Christian Grey peitscht wegen elender Vergangenheit

Es werden aber auch jene Nummern vorkommen, wegen denen es die stilistisch dürftige, dramaturgisch langatmige und intentional ambivalente Geschichte um die jungfräuliche Studentin, die sich in einen milliardenschweren, traumatisierten, sadomasochistisch veranlagten Beau verknallt, dahin geschafft hat, wo sie heute steht: in den Bücherregalen von über 70 Millionen Menschen größtenteils weiblichen Geschlechts. Jene Nummern, wegen derer Boulevardzeitungen und Frauenmagazine sich mit Schlagzeilen über die „neue Unterwerfungslust“ der Frauen übertrumpfen, von „Mommyporn“ und den angeblich durch die Bücher angekurbelten steigenden Absätzen an Liebeskugeln und plüschigen Handschellen reden. Wegen derer Feministinnen Frauen traurig bescheinigen, immer noch nach dem Märchenprinz zu suchen, der sie komplett dominiert. Und wegen derer Soziologen gar ein „fundamentales weibliches Bedürfnis nach Hierarchie und Ordnung“ bei den Leserinnen ausmachen, wie Eva Illouz in einem 2013 erschienenen Essay. In diesem befindet sie jedoch gleichzeitig, dass die grauen Schatten den „Triumph des weiblichen Blicks in der Kultur“ verkörpern.

Ihre Durchsetzungskraft ist gefragt: Regisseurin Sam Taylor-Wood.
Ihre Durchsetzungskraft ist gefragt: Regisseurin Sam Taylor-Wood.

© dpa

Nicht zuletzt sind da noch Nummern, die Sadomaso-Praktizierer mit gemischten Gefühlen beurteilen: Im „Guardian“ erklärte jüngst eine Dominatrix, dass der Roman die Freuden des Sadomasochismus außer Acht lasse, indem er Christian Grey eine elende Vergangenheit mitgibt, die nach E. L. James’ Logik automatisch und allein zum Wunsch nach Dominanz führe.
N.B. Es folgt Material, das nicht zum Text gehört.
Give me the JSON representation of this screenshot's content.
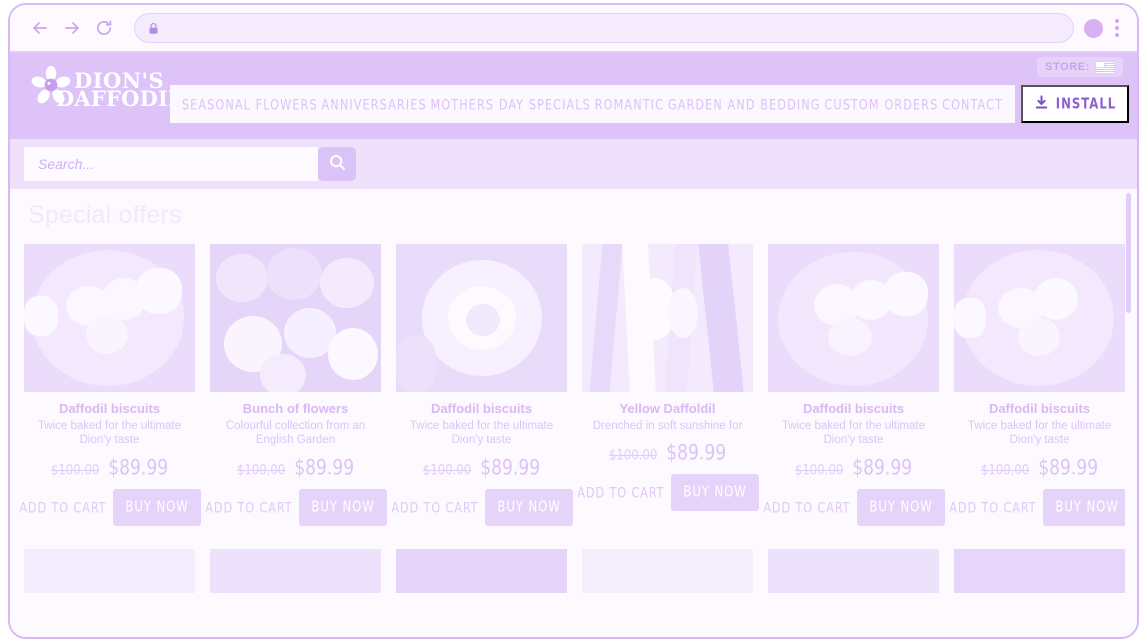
{
  "browser": {
    "back_icon": "back-arrow-icon",
    "forward_icon": "forward-arrow-icon",
    "reload_icon": "reload-icon",
    "lock_icon": "lock-icon",
    "address_value": "",
    "address_placeholder": "",
    "profile_icon": "profile-avatar-icon",
    "menu_icon": "kebab-menu-icon"
  },
  "header": {
    "logo": {
      "line1": "DION'S",
      "line2": "DAFFODILS.",
      "icon": "daffodil-flower-icon"
    },
    "store_locale": {
      "label": "STORE:",
      "flag_icon": "us-flag-icon"
    },
    "nav": [
      {
        "label": "SEASONAL FLOWERS"
      },
      {
        "label": "ANNIVERSARIES"
      },
      {
        "label": "MOTHERS DAY SPECIALS"
      },
      {
        "label": "ROMANTIC"
      },
      {
        "label": "GARDEN AND BEDDING"
      },
      {
        "label": "CUSTOM ORDERS"
      },
      {
        "label": "CONTACT"
      }
    ],
    "install": {
      "label": "INSTALL",
      "icon": "download-icon"
    }
  },
  "search": {
    "value": "",
    "placeholder": "Search...",
    "button_icon": "search-icon"
  },
  "main": {
    "section_title": "Special offers",
    "add_to_cart_label": "ADD TO CART",
    "buy_now_label": "BUY NOW",
    "products": [
      {
        "title": "Daffodil biscuits",
        "description": "Twice baked for the ultimate Dion'y taste",
        "price_old": "$100.00",
        "price_new": "$89.99",
        "image_alt": "daffodil-biscuits-plate-photo"
      },
      {
        "title": "Bunch of flowers",
        "description": "Colourful collection from an English Garden",
        "price_old": "$100.00",
        "price_new": "$89.99",
        "image_alt": "bunch-of-flowers-photo"
      },
      {
        "title": "Daffodil biscuits",
        "description": "Twice baked for the ultimate Dion'y taste",
        "price_old": "$100.00",
        "price_new": "$89.99",
        "image_alt": "rose-closeup-photo"
      },
      {
        "title": "Yellow Daffoldil",
        "description": "Drenched in soft sunshine for",
        "price_old": "$100.00",
        "price_new": "$89.99",
        "image_alt": "yellow-daffodil-photo"
      },
      {
        "title": "Daffodil biscuits",
        "description": "Twice baked for the ultimate Dion'y taste",
        "price_old": "$100.00",
        "price_new": "$89.99",
        "image_alt": "daffodil-biscuits-plate-photo"
      },
      {
        "title": "Daffodil biscuits",
        "description": "Twice baked for the ultimate Dion'y taste",
        "price_old": "$100.00",
        "price_new": "$89.99",
        "image_alt": "daffodil-biscuits-plate-photo"
      }
    ],
    "second_row_count": 6
  },
  "colors": {
    "header_band": "#ddc3f7",
    "search_band": "#efe1fc",
    "page_bg": "#fdfaff",
    "accent": "#8d5fd3",
    "text_lavender": "#d7b9f3",
    "button_fill": "#e6d3fa"
  }
}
Falsch dargestellt finden außerdem viele, dass Anastasia zu Beginn nicht nur von Tuten und Blasen keine Ahnung hat, sondern kein originäres Interesse an Christians geliebtem Ausgepeitsche äußert. Sie lässt sich ausschließlich darauf ein, weil er es möchte.

Die geschäftstüchtige Bestseller-Autorin E.L. James

Aber ob der Film alle diese Nummern zeigen und dennoch alle möglichen Fallen umschiffen kann? Vielleicht! Denn wenn jemand aus einem erzählerisch derart dünnen Stoff – schließlich bleibt unterm Strich nur die „poor girl meets rich guy“-Lovestory mit ein paar spicy Details – theoretisch etwas anderes, Besseres generieren kann, dann ist das die Regisseurin Sam Taylor-Wood. Die furchtlose 47-jährige Britin, die jahrelang als bildende Künstlerin und Fotografin gearbeitet hat, könnte die Richtige sein, um einerseits die Konflikte plausibel und mit dem Wissen um die Brisanz eines reaktionären Frauenbilds zu erzählen, und es andererseits mit den Massen von Fans aufzunehmen, die genau wissen, wie der Film auszusehen hat. Und die auch ihre Castingideen lange vor den Verhandlungen zwischen der geschäftstüchtigen E. L. James und ihren Produzenten, Universal und Focus Features, bei denen es um fünf Millionen Dollar für die Rechte plus außerordentlich hohe Beteiligung am Gewinn ging, in unzähligen Kommentaren, Websites und Blogs ins Spiel postete.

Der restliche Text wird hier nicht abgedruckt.